I mixed my ink with alcohol in a ratio of about two parts alcohol to one part ink, readied to my wool dauber (the best tool for dying leather, though a tuft of wool held in a rubber-gloved hand, a paintbrush, or even a paper towel can work in a pinch) and got to work:
Step 3: Dye Leather
Once the leather has completely dried from the acetone cleaning, you should notice a matte finish on your shoes. This indicates the leather pores are open and ready to receive the dye. With the Copic ink now diluted, and my surface protected with a layer of cardboard, I painted the ink onto the surface of the leather.

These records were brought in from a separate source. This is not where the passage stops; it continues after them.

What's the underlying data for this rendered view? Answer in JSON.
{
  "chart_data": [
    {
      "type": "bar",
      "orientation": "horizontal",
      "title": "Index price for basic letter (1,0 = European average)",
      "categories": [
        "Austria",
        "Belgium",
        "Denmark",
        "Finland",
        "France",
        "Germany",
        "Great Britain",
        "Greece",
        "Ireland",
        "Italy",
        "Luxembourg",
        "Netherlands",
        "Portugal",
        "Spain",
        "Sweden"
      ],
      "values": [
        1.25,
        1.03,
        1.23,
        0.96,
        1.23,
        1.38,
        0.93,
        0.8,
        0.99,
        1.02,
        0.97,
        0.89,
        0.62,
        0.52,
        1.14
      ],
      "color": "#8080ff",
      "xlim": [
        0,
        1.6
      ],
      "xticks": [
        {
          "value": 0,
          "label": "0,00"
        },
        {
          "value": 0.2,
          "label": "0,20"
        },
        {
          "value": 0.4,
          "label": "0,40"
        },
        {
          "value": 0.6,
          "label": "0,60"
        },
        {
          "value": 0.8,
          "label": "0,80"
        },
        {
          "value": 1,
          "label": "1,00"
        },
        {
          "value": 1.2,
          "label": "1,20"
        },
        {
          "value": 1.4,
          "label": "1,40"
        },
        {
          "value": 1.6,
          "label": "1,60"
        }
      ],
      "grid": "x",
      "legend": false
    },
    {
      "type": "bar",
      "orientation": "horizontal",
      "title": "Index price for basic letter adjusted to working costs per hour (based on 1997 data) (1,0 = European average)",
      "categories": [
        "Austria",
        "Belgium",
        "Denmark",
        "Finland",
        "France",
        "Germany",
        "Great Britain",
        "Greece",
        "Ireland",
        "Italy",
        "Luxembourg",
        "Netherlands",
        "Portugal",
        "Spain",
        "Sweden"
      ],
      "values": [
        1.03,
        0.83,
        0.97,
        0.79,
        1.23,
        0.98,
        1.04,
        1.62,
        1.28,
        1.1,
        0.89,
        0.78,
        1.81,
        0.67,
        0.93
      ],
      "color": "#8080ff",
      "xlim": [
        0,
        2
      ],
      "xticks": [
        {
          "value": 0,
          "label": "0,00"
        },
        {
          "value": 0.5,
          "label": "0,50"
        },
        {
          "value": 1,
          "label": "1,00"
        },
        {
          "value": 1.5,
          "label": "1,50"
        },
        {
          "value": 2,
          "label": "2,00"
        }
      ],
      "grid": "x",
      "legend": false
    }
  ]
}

As you dye your leather, you’ll want to work one section at a time. Occasionally, there can be some unevenness – especially with the first coat with diluted dyes. You can minimize this unevenness by working in sections: doing the entire toe first, then moving to the heel, then moving to a side panel, etc.

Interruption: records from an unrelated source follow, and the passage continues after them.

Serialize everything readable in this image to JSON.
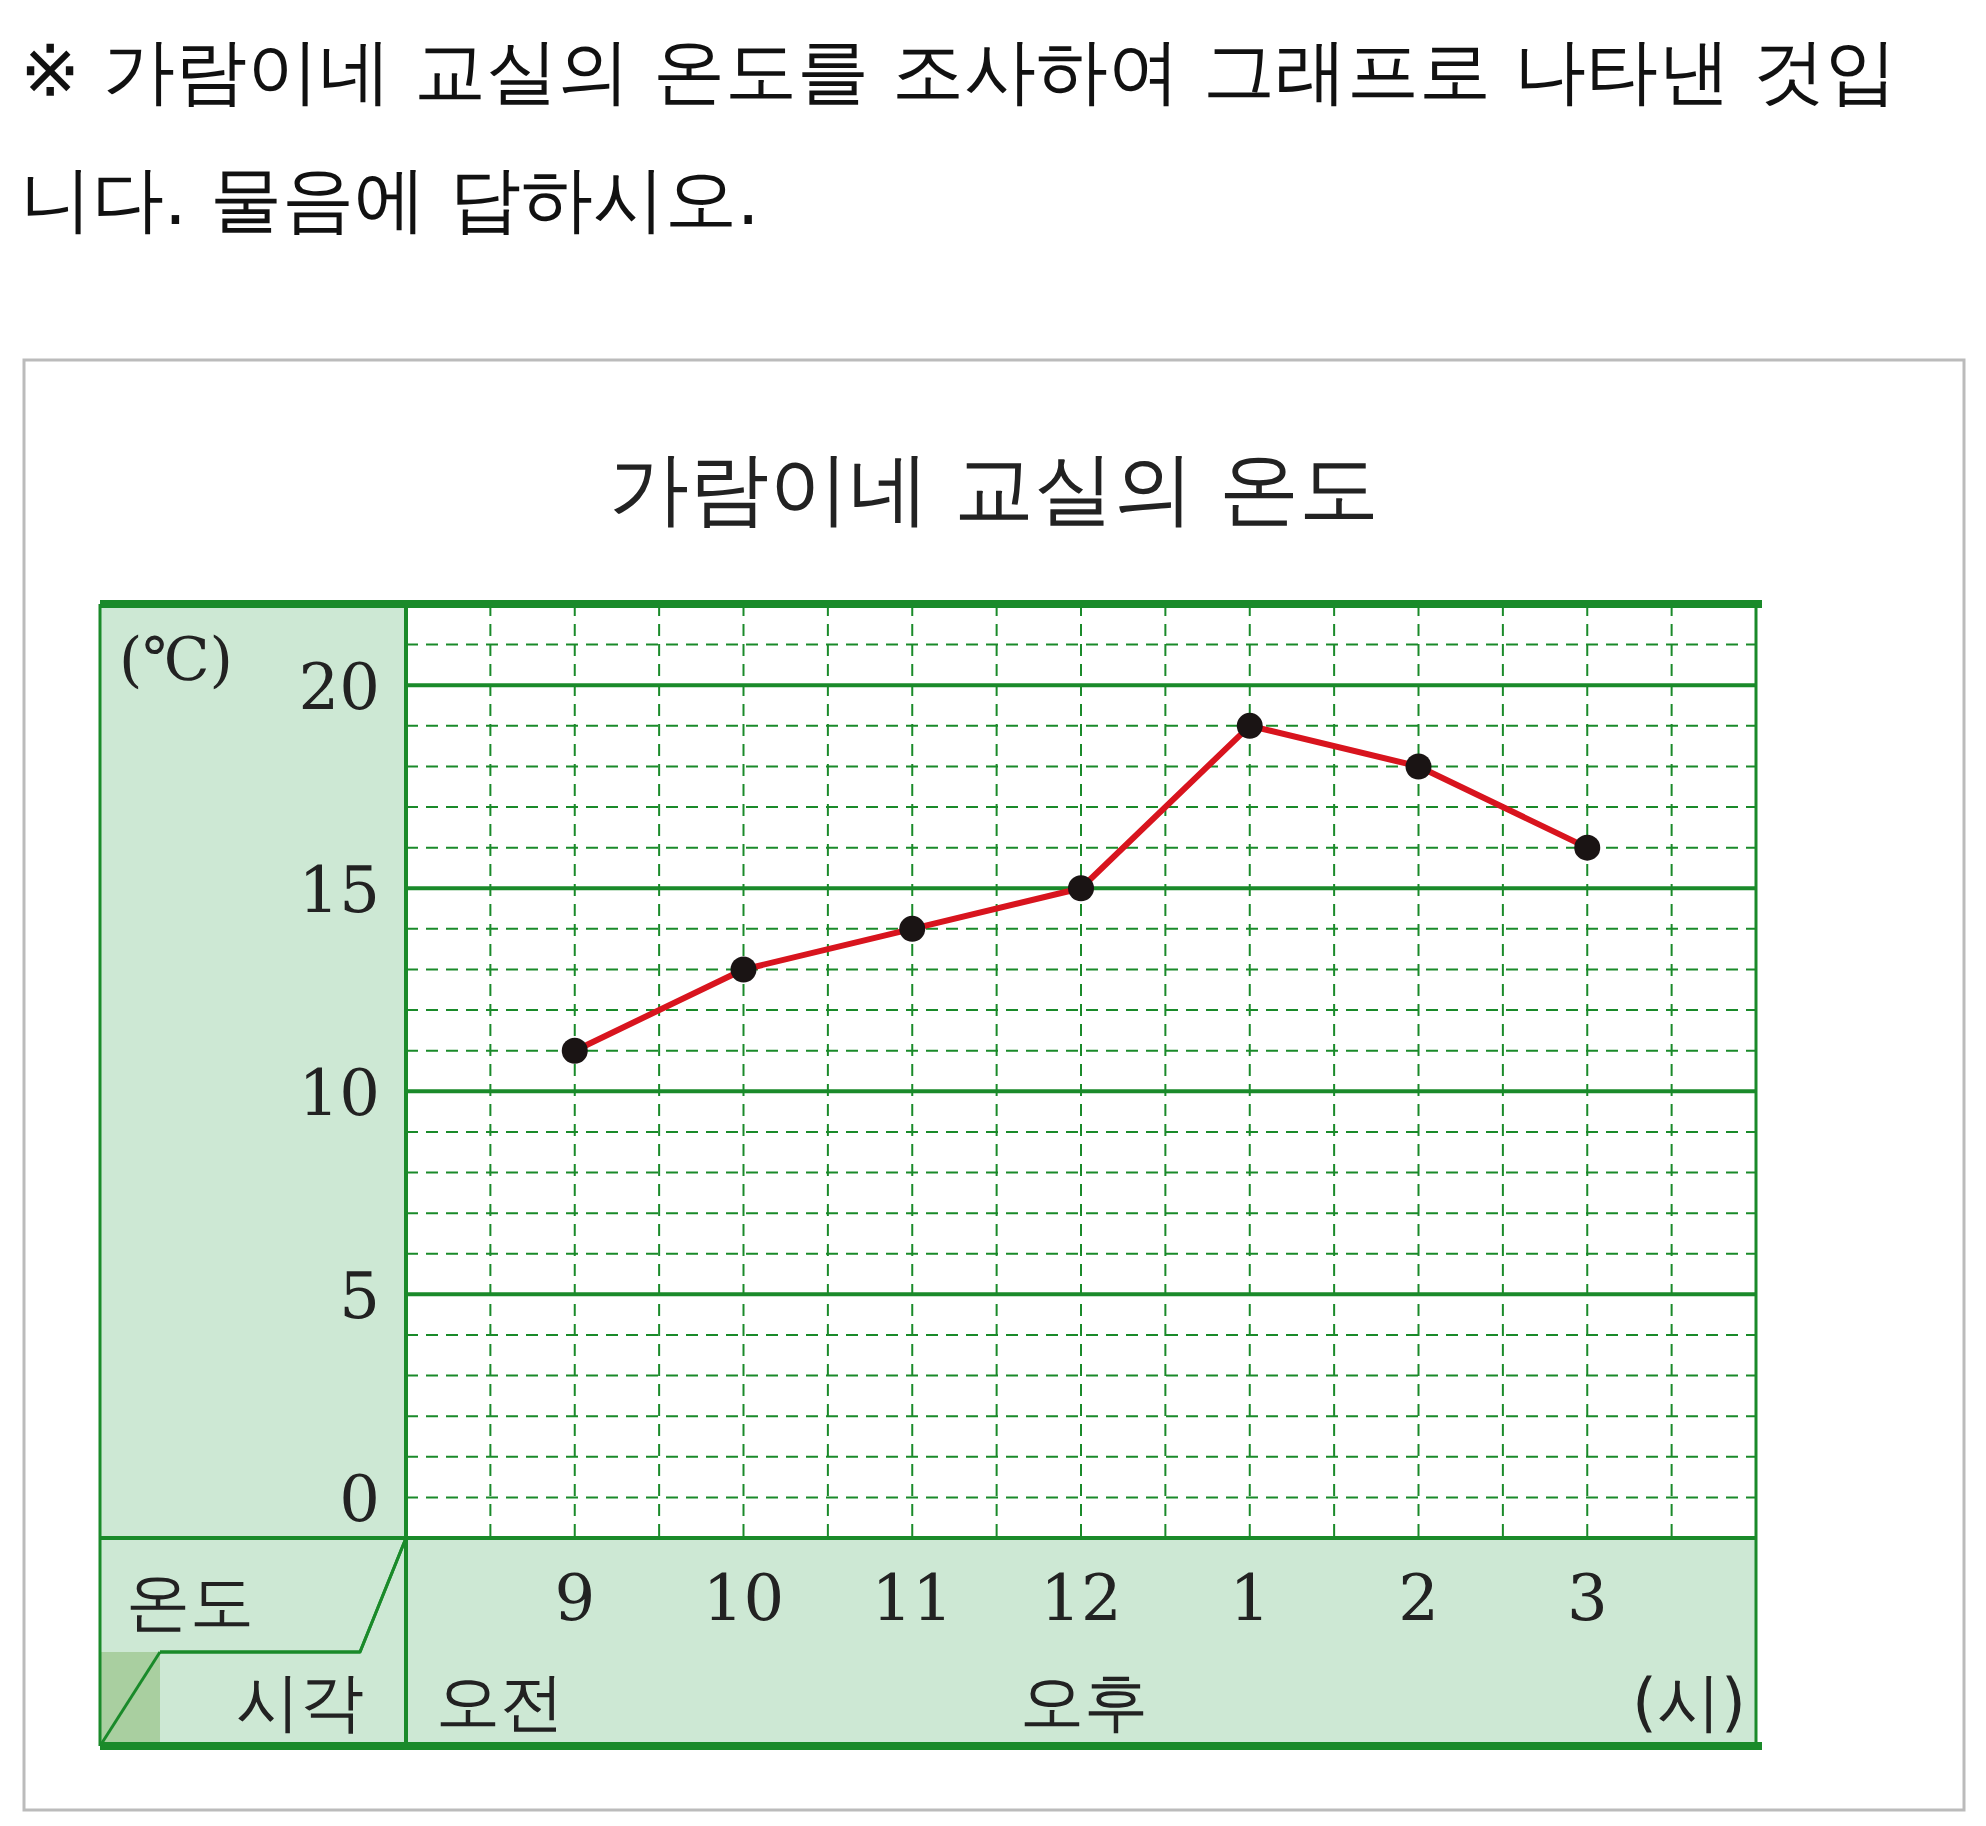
{
  "chart_data": {
    "type": "line",
    "title": "가람이네 교실의 온도",
    "ylabel": "(℃)",
    "categories": [
      "9",
      "10",
      "11",
      "12",
      "1",
      "2",
      "3"
    ],
    "series": [
      {
        "color": "#d8141e",
        "values": [
          11,
          13,
          14,
          15,
          19,
          18,
          16
        ]
      }
    ],
    "ylim": [
      -1,
      22
    ],
    "yticks": [
      0,
      5,
      10,
      15,
      20
    ],
    "grid": true,
    "marker": "circle",
    "line_style": "solid",
    "annotations": [
      "※ 가람이네 교실의 온도를 조사하여 그래프로 나타낸 것입니다. 물음에 답하시오.",
      "온도",
      "시각",
      "오전",
      "오후",
      "(시)"
    ]
  }
}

Once you’ve done a coat across the entire surface, let the dye soak in, and then start from the beginning – coating every surface again with another layer of dye. Be sure to dye the top edges and the sides of the sole (if it’s a leather sole / good year welt), as well as any interior sections that may show when the boot is being worn.

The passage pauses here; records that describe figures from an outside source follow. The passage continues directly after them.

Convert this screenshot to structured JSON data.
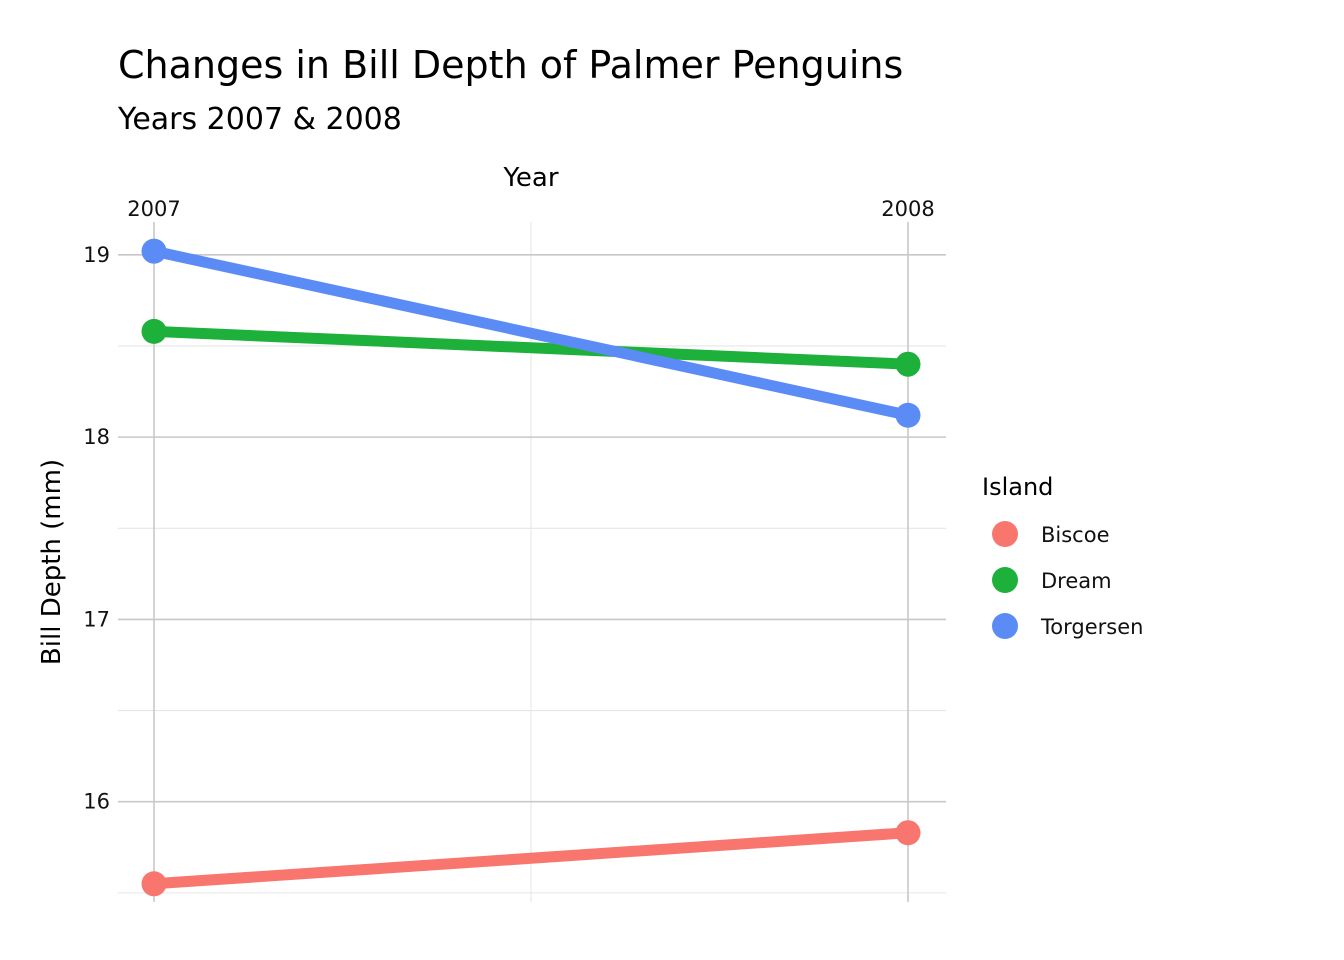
{
  "chart_data": {
    "type": "line",
    "title": "Changes in Bill Depth of Palmer Penguins",
    "subtitle": "Years 2007 & 2008",
    "xlabel": "Year",
    "ylabel": "Bill Depth (mm)",
    "x": [
      "2007",
      "2008"
    ],
    "x_axis_position": "top",
    "y_ticks": [
      16,
      17,
      18,
      19
    ],
    "ylim": [
      15.45,
      19.18
    ],
    "grid": true,
    "legend": {
      "title": "Island",
      "position": "right"
    },
    "series": [
      {
        "name": "Biscoe",
        "values": [
          15.55,
          15.83
        ],
        "color": "#F8766D"
      },
      {
        "name": "Dream",
        "values": [
          18.58,
          18.4
        ],
        "color": "#1DB03A"
      },
      {
        "name": "Torgersen",
        "values": [
          19.02,
          18.12
        ],
        "color": "#5B8CF6"
      }
    ]
  }
}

Below you can see the difference between acetone-prepared and unprepared leather. Initially, I hadn’t planned to dye the inside of the tongue, so I didn’t prep that surface. As I was finishing the project and had dye left I realize it might be a good idea to dye the interior of the tongue in case I want to wear these shoes half laced. With the leather’s original finish in place, you can see how the dye only partially colors the leather.
Step 4: Dry Overnight, Buff, and Condition
The shoes will appear to be dry very soon after being dyed with copic ink, and don’t be surprised if they seem unevenly pigmented – that’s normal even if you did everything right. Just as when I’ve dyed leather using traditional leather dye, I decided to let the shoes sit overnight to dry before conditioning.
12 hours after dying, I took a rag slightly damp with rubbing alcohol and buffed the surface. This helps remove any excess dye that is just sitting on the surface and helps create a more even color.
DO NOT SKIP CONDITIONING!
After the dye, dry, and buff, you’re likely to feel disappointed in how your project turned out, but don’t lose heart! Conditioning makes all the difference:
When the leather is dry from the alcohol rub, buff again with a clean dry cloth, and then apply a leather conditioner (I have good instructions for my conditioning method on my post on Blundstone care and feeding). As you can see below, conditioning makes a HUGE difference in making the color richer, deeper, and evener.
As you can see, these Copic Ink dyed combat boots turned out phenomenally. It turns out, the rich deep pigment of Copic ink suspended in leather-pore penetrating alcohol makes an excellent leather dye. Although I used black copic ink, the process and results should be similar for any of the hundreds of copic ink colors.